Tajwan powalczy z Macau
Liberalizacja przepisów dotyczących gier sposobem na stagnację gospodarki? Rząd Tajwanu twierdzi, że tak.
Tajwan zamierza ułatwić życie firmom reprezentującym branżę gier losowych. Gospodarka tego kraju spowalnia i jednym z czynników, które mają spowodować ponowne przyspieszenie jest rozwój kasyn. Nowy prezydent – elekt, Ma Ying-Jeou, gotów jest wesprzeć ten pomysł.
Ma Ying-Jeou wyraził swoje intencje jasno. Kiedy zostanie zaprzysiężony (stanie się to 20 maja), na Tajwanie rozpocznie się nowa era jeżeli chodzi o gry losowe. Prezydent zezwoli władzom lokalnym na wydawanie licencji na organizowanie gier.

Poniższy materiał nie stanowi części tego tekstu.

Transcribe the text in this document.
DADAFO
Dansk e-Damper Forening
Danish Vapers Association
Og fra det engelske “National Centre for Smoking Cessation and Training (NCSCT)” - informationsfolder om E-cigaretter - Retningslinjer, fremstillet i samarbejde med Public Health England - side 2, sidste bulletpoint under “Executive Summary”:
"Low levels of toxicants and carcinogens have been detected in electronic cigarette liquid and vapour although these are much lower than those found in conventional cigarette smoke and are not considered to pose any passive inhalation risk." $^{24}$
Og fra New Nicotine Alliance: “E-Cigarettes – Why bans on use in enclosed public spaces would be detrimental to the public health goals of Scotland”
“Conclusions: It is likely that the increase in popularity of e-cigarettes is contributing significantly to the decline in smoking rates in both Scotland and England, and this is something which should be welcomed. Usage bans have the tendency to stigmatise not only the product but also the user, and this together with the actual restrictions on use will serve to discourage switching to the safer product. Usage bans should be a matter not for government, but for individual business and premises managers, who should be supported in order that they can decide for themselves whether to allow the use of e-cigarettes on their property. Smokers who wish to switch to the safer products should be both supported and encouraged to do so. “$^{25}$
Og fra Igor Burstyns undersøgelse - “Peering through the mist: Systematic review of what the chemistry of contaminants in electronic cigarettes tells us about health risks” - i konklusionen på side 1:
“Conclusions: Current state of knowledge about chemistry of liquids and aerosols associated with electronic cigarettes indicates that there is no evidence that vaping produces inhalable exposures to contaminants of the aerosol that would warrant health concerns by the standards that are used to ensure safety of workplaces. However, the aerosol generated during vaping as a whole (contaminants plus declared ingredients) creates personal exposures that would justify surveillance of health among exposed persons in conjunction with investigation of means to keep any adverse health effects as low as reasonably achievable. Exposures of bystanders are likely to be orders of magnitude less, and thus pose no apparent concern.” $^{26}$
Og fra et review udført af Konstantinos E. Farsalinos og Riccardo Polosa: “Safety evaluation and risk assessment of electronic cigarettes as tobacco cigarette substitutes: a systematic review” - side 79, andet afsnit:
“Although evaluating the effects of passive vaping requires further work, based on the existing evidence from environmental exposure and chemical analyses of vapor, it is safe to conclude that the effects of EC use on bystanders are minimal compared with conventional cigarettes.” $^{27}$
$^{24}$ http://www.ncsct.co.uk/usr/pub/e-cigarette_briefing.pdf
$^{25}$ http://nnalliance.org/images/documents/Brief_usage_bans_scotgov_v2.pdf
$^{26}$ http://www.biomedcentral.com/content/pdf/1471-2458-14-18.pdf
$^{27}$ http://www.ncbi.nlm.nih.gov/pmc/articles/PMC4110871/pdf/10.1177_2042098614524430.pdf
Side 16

Tajwańczycy wierzą, że szczególnie dzięki budowie dużych kasyn uda im się przyciągnąć chińskich graczy. Zwłaszcza tych, którzy w tej chwili bawią się w Macau.
Macau stało się stolicą świata gier. Pod względem ilości graczy wyprzedziło Las Vegas. Chińscy gracze wybierają to miejsce, oszczędzając sobie długotrwałych lotów samolotem przez ocean.
Tajwan chce konkurować z Macau i uszczknąć jak największą część z zysków, jakie obecnie gracze pozostawiają w stolicy gier. Jak twierdzą sprecjaliści, największym beneficjentem tych zmian może być archipelag Penghu.